それで今まですっかり忘れてしまっていたのだそうだ。
「ですが、なぜそれが陛下の嫁取りの話に変化してしまったのですか?」
ハンカチで片眼鏡を拭きつつビアソンが聞く。
「さて、わからんな。……春に会った使者殿は、今だに私の婚約者が決まっていないことを気にして、少しその件に関しても話をしたのだが……。もしかしたら、そこら辺で何らかの誤解があったのかもしれないな」
「では、陛下が悪いんですね」
フェルディナンドの背後に立っているデニーが、ぼそっと告げる。
「待て待て。俺は悪くない。早合点したとしたら向こうだ。――そもそも、私は花嫁を必要としていない」
(え、なんで?)
この発言に、オリヴィアは驚いた。
フェルディナンドは二十代半ばぐらいだろうか。
この世界ではすでに結婚適齢期だし、国王という立場上早々に世継ぎをもうける必要だってあるだろう。

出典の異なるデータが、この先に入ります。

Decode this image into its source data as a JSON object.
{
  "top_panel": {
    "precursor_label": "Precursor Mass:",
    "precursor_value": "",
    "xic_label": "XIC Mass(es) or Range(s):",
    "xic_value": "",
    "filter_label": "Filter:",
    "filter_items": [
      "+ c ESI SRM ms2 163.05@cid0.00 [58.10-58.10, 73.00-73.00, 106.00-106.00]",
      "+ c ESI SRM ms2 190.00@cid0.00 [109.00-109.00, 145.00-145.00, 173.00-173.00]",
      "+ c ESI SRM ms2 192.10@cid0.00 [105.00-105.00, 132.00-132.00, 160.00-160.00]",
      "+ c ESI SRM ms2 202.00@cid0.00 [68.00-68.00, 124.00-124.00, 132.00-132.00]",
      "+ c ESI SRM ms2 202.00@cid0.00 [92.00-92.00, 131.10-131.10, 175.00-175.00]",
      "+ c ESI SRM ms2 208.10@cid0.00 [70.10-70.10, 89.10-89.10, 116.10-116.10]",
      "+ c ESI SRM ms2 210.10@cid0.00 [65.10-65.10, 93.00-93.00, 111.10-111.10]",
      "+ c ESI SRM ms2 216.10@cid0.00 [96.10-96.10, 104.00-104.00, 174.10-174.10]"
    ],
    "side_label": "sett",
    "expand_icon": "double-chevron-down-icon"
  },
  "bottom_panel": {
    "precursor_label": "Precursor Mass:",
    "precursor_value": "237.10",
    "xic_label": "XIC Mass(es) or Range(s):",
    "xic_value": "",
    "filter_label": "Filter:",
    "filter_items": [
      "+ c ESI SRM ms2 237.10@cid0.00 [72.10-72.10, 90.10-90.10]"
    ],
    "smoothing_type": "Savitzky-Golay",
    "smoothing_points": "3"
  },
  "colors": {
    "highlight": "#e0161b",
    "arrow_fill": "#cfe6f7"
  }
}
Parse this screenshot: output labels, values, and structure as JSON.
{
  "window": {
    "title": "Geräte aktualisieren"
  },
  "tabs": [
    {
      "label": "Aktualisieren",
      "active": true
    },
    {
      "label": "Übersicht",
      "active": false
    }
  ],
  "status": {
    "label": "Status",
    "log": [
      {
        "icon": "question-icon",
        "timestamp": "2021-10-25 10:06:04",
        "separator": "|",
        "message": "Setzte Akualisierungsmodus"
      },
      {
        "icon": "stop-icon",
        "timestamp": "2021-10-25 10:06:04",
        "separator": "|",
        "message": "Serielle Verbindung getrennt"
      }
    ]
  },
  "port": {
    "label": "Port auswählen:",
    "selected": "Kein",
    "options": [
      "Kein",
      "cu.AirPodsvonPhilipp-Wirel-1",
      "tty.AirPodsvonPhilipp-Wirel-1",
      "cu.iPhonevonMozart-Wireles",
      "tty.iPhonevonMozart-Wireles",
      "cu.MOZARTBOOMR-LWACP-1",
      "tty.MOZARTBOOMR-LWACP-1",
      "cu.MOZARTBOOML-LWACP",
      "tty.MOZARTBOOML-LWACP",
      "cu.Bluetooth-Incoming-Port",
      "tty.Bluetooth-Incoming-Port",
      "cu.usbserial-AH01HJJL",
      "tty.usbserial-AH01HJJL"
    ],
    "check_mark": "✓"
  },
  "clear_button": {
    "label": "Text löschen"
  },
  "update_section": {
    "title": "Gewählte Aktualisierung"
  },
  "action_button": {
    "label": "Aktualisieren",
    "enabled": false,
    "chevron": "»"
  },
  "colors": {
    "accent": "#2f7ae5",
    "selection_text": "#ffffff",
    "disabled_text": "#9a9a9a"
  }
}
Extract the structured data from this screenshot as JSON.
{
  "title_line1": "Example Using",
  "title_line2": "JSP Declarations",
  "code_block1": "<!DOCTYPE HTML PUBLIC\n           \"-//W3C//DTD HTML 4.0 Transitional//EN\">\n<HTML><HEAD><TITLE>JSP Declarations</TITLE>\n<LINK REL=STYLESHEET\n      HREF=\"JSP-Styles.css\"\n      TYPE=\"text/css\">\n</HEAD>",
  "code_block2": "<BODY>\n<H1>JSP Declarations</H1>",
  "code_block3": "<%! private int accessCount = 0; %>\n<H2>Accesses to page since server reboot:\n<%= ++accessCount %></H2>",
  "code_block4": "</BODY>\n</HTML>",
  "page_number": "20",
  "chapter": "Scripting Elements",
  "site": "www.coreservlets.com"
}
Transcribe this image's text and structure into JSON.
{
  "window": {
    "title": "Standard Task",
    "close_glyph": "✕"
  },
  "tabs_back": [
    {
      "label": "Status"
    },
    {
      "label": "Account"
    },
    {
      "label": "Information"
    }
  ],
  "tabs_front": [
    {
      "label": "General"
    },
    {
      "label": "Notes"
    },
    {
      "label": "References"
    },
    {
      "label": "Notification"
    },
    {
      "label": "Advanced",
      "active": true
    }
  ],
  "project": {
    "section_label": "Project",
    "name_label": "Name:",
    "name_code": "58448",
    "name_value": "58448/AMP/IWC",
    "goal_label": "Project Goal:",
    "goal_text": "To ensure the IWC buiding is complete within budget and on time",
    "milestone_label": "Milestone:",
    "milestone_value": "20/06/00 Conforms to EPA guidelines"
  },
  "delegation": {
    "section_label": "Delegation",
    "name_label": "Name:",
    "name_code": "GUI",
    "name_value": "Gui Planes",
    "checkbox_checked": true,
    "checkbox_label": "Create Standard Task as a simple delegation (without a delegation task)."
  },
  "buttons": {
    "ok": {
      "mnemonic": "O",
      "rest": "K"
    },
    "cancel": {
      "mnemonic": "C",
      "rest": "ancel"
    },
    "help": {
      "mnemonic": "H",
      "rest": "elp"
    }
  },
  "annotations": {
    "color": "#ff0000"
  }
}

これだけのイケメンだ。望めばどんな美女でも手に入れられるだろうに……。
(婚約者もいないのよね。……結婚できない相手と恋愛中とか? 平民の女性とか? う~ん。それはないか)
多分この国はフィローンより身分差にうるさくなさそうだ。平民の恋人がいたとしたら、早々に貴族の養女にでもして娶っているはずだ。
(となると、同性愛?)
この世界にも同性愛はあるし、前世よりも鷹揚だ。
前世日本人だったオリヴィアも腐海のなんたるかは学んでいたし、否定もしないのだが……。
(……フェルディナンド様がそうなのは嫌)
オリヴィアはなんだか胸がもやっとした。